Ponad dwa promile alkoholu we krwi miał policjant, który spowodował wypadek w miejscowości Brzeziny w świętokrzyskiem. Mężczyzna musiał pożegnać się z policyjnym mundurem. Dziś policjant będzie przesłuchany i doprowadzony do prokuratury. Ta najprawdopodobniej wystąpi o areszt.

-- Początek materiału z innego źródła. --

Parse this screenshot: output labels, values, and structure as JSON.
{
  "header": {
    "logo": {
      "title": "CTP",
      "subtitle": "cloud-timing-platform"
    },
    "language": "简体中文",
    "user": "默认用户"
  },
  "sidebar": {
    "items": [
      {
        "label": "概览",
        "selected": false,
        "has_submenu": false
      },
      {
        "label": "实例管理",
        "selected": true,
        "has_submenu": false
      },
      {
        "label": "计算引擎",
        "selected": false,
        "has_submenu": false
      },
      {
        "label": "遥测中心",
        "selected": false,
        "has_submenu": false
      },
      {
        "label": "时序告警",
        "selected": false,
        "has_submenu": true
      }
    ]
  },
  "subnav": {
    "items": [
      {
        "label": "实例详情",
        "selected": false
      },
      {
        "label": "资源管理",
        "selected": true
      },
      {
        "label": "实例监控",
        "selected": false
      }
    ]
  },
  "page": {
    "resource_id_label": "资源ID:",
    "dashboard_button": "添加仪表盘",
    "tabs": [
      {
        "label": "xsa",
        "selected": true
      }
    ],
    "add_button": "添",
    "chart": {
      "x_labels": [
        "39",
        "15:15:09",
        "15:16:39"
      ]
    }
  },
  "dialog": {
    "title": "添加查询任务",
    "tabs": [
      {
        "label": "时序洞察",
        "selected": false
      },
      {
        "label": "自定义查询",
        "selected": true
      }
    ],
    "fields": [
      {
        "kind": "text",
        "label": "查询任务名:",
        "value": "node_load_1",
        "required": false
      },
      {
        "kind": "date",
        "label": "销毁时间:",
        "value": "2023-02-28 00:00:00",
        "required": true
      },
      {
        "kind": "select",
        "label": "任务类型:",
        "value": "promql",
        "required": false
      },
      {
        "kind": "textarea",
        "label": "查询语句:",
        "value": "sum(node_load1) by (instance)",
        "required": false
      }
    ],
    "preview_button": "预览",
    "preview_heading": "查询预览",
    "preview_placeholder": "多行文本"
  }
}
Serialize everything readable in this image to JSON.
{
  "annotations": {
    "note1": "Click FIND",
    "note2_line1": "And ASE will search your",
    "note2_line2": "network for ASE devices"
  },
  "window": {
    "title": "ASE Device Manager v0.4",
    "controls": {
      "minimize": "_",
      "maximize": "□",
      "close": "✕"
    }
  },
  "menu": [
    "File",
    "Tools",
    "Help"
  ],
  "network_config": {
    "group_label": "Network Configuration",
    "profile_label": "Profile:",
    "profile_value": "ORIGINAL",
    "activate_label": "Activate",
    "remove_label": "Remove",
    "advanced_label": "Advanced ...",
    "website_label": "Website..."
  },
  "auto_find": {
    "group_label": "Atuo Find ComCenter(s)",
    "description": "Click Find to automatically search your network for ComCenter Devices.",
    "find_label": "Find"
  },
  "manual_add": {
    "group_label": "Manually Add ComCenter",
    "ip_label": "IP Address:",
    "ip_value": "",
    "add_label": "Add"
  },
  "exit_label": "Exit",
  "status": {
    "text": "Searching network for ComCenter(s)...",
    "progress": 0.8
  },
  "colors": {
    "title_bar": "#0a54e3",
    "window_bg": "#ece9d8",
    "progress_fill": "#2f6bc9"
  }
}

31-letni funkcjonariusz skończył już służbę, ale nie rozstał się z policyjnym radiowozem. Na bocznej drodze w pobliżu Brzezin koło Morawicy zderzył się czołowo z maluchem, którym podróżowały dwie osoby. Kierowca malucha ma pękniętą protezę, kobieta jest potłuczona i trafiła do szpitala na obserwację. Komendant kieleckiej policji Tadeusz Winiarski nie miał skrupułów: "W dniu dzisiejszym w trybie natychmiastowym wydaliłem tego policjanta ze służby. W takich sytuacjach jestem bezwzględny. Nie chcę mieć policjantów przestępców". Pechowiec do tej pory nie sprawiał kłopotów. Wręcz przeciwnie wyróżniał się dobrą służbą. W policji pracował niecałe sześć lat. Nie można jednak pozwolić - dodał komendant Winiarski - by podobne wybryki psuły opinię o dobrze działającej kieleckiej policji. Dziś policjant będzie przesłuchany i doprowadzony do prokuratury. Ta najprawdopodobniej wystąpi o areszt.